En tout cas on admire le risque du challenge, surtout dans le cinéma français, qui n’en prend plus beaucoup malheureusement. Et le pari est réussi. The Artist nous charme d’amblée et parvient surtout à ne pas nous faire sombrer dans l’ennui. Le score musical rythme parfaitement l’intrigue et se risque même à se susprendre durant quelques courtes pauses. Ces courts moments de silence sont d’ailleurs très intéressants. Très belle scène également où la star du muet découvre le son surgir dans son quotidien. Hazanavicius rend hommage au cinéma muet, celui de Murnau, Lang ou encore Chaplin. Malgré un petit côté parfois légèrement parodique, The Artist ne tombe pas dans le panneau du pastiche.
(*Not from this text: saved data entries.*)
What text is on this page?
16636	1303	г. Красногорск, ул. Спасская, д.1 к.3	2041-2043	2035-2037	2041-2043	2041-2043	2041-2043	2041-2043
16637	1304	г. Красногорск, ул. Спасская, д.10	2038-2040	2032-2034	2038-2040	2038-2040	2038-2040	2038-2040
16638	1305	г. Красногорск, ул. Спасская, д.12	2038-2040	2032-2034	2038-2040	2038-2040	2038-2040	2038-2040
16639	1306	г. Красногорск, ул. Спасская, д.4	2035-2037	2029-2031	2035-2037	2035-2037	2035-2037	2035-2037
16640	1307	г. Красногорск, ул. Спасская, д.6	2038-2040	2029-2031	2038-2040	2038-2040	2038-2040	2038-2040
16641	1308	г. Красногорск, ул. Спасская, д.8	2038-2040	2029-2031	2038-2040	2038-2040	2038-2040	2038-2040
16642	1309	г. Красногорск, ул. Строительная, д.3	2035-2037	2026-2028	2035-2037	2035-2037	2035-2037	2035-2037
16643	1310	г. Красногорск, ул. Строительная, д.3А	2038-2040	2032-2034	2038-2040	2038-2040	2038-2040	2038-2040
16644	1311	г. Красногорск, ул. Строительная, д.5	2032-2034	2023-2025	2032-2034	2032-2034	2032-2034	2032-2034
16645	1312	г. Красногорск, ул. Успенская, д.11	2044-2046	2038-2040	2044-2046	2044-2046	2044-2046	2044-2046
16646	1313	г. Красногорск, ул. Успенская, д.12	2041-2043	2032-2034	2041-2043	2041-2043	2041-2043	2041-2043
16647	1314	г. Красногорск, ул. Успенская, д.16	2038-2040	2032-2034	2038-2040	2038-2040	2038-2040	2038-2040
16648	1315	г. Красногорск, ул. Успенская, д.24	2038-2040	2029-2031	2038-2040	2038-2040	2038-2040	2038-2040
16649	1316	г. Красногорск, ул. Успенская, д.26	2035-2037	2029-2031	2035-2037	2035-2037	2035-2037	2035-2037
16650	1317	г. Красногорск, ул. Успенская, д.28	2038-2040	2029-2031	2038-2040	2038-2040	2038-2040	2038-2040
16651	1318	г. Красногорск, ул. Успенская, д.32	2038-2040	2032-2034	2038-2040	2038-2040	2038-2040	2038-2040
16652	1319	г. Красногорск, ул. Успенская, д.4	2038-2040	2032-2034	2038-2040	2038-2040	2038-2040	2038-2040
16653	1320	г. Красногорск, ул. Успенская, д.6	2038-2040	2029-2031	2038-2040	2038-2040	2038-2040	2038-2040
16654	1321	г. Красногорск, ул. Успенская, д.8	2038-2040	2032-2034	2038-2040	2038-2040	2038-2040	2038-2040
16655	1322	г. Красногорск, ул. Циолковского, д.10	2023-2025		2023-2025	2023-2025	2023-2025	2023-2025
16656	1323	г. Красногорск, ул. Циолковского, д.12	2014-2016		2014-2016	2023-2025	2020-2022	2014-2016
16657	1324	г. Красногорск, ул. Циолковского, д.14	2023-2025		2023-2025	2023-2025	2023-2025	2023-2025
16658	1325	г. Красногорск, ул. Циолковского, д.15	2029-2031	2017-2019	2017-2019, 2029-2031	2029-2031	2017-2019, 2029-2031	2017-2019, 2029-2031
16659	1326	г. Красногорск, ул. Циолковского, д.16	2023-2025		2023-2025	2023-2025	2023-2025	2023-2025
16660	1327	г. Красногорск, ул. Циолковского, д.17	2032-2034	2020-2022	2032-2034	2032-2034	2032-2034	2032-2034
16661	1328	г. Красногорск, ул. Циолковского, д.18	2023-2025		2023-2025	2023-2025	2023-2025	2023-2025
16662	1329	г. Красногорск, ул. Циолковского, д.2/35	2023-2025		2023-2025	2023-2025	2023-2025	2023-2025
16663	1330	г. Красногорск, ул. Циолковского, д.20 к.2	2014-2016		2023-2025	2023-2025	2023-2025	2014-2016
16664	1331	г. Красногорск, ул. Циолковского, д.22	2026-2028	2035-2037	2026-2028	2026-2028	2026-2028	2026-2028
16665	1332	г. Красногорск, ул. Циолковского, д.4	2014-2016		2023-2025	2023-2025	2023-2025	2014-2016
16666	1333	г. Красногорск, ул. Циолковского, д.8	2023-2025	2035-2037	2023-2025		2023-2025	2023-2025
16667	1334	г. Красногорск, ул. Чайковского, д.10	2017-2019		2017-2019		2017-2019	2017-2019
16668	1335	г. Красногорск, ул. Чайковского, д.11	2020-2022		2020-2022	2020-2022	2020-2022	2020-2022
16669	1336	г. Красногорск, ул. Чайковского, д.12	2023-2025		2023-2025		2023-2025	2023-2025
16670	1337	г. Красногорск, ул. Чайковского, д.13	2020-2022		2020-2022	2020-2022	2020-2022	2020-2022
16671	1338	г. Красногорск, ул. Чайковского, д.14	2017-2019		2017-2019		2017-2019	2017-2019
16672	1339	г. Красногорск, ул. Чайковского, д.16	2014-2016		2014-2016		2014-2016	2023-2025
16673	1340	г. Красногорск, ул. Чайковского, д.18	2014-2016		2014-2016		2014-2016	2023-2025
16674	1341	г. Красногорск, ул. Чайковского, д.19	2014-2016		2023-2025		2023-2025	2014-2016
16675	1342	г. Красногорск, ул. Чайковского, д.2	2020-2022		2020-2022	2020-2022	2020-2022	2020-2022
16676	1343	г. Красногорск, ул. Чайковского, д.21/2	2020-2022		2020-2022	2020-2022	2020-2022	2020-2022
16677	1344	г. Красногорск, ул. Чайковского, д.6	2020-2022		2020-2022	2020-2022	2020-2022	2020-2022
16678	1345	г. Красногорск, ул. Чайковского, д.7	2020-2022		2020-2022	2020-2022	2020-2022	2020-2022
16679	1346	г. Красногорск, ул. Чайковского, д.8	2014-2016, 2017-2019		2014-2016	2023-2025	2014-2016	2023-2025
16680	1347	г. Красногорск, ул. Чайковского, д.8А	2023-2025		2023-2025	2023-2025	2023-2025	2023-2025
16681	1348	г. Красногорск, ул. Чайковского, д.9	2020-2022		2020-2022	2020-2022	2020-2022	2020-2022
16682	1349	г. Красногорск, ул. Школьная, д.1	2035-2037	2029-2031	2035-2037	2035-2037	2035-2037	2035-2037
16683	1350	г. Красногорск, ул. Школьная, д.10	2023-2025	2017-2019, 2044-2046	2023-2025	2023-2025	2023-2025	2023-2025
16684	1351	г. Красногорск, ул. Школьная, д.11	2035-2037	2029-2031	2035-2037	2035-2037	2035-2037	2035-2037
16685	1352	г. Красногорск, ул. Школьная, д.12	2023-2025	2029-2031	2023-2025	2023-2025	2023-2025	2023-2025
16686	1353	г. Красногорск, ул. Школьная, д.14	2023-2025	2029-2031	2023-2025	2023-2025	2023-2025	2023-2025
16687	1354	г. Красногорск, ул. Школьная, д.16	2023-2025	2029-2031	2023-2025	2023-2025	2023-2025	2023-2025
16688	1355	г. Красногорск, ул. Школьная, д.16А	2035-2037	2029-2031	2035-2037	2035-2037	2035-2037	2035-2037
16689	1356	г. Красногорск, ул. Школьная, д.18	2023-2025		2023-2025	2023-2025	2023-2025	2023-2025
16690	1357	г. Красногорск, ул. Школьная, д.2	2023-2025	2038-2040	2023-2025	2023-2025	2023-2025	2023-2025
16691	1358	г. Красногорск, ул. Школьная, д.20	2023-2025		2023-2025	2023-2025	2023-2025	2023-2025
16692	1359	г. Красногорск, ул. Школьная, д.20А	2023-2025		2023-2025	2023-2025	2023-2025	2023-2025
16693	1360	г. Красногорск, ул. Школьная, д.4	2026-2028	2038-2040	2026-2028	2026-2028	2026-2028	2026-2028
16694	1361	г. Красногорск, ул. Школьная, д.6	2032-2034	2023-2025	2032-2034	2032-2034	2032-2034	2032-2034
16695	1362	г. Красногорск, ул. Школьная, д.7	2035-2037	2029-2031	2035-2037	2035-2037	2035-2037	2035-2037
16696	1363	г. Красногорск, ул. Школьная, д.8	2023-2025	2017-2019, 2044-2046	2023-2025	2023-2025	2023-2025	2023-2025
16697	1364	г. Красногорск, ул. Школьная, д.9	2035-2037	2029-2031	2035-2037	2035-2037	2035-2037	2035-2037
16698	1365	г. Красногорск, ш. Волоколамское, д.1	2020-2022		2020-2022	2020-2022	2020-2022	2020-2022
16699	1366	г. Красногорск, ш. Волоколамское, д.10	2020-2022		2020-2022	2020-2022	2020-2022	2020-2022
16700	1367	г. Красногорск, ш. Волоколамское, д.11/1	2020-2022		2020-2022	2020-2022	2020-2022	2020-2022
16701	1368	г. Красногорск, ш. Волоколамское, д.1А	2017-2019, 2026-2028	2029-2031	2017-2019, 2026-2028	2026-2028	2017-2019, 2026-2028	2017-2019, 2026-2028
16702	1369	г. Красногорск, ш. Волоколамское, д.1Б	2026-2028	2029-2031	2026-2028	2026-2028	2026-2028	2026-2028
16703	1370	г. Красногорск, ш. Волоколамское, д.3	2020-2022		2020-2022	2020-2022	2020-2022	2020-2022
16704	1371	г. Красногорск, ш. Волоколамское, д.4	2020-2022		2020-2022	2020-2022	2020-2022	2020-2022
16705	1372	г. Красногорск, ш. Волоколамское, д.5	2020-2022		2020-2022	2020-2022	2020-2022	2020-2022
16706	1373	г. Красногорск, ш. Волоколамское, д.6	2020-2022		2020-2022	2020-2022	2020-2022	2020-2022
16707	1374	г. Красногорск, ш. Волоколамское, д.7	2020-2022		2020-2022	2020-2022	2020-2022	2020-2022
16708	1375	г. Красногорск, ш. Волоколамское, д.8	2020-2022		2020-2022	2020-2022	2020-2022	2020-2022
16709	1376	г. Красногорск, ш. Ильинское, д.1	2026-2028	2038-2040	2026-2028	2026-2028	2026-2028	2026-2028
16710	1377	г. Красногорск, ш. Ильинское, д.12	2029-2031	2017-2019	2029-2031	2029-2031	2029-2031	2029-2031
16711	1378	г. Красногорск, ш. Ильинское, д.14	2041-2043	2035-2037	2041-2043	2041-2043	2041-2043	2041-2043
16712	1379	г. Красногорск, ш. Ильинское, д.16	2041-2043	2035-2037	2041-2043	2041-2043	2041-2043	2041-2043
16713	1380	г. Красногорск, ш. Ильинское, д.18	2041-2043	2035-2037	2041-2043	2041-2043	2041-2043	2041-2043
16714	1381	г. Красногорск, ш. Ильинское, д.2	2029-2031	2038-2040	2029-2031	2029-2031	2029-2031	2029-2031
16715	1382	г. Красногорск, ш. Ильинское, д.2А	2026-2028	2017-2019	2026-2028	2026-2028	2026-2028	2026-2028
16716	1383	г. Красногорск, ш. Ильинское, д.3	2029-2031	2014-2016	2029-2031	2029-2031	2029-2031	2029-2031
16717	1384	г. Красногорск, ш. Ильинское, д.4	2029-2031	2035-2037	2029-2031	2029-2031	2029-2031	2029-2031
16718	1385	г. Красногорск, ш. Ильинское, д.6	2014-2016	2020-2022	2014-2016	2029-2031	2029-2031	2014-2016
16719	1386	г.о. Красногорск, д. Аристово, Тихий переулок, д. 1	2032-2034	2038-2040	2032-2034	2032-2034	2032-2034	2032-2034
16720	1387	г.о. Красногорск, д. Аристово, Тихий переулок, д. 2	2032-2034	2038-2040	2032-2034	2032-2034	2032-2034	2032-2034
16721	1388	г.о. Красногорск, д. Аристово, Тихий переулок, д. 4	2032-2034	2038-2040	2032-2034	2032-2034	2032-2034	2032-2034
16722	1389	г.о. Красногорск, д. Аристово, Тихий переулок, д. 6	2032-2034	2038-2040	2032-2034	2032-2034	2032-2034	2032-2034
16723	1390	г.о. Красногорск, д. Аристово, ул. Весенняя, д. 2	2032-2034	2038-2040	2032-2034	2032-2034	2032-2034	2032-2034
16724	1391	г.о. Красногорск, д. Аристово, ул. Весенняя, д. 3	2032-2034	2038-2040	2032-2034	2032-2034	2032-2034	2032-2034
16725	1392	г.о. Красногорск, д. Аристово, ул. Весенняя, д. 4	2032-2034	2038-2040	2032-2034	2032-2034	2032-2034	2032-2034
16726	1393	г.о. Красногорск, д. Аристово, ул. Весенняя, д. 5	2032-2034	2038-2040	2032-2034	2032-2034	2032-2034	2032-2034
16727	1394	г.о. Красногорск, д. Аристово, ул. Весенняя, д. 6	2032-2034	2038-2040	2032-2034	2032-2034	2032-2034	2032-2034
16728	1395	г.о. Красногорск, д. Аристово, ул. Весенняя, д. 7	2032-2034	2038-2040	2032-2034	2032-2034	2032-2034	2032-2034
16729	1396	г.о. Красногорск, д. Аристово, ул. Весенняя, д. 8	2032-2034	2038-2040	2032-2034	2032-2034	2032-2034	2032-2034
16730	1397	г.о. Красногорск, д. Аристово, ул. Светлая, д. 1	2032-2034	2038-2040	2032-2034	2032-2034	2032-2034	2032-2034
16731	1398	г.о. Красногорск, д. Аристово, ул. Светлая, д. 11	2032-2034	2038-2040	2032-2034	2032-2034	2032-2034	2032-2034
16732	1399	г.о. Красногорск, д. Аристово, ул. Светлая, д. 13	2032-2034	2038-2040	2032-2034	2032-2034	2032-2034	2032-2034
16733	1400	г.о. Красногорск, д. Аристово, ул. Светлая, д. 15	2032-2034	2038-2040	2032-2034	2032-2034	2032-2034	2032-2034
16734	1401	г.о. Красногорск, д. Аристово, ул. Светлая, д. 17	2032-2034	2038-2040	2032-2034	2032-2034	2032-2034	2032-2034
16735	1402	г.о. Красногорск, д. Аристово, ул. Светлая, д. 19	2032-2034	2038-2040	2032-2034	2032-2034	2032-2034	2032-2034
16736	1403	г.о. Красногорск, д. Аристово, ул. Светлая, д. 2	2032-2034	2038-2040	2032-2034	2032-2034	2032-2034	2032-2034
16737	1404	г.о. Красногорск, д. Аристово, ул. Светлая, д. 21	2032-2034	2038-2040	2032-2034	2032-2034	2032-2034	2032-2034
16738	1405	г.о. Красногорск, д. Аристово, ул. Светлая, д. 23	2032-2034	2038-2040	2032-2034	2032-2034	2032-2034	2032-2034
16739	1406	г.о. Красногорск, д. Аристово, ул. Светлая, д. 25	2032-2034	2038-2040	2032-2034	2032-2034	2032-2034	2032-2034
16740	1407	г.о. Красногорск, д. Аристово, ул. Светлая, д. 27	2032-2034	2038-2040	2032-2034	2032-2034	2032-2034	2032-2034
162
Le film doit beaucoup à son casting : tout d’abord la pétillante Bérénice Béjo, ravissante, jamais dans l’excès. C’est elle la vraie star du film. Même si Jean Dujardin s’en sortadmirablement, avec son flegme naturel bien qu’on ait du mal à s’enlever l’image de OSS 117 de la tête. Quant à Michel Hazanavicius, il s’avère être un cinéaste hyper sympa, à la cool, sans langue de bois. Entre quelques gags, il a répondu sans problème à toutes les questions du public. En travaillant au sein des studios Warner, il était ravi de revenir aux bases du métier et de tout réapprendre, d’une certaine façon. Les frères Weinstein, qui ont notamment lancé la carrière de Quentin Tarantino, proposent de distribuer le film aux Etats-Unis. Les Weinstein sont doués pour user de leur influence sur les résultats des Oscars (en ne lésinant pas sur les moyens pour courtiser le jury). Ils ont d’ailleurs triomphé lors de la dernière cérémonie avec Le Discours d’un roi. Gageons qu’ils feront tout pour que The Artist soit de la partie.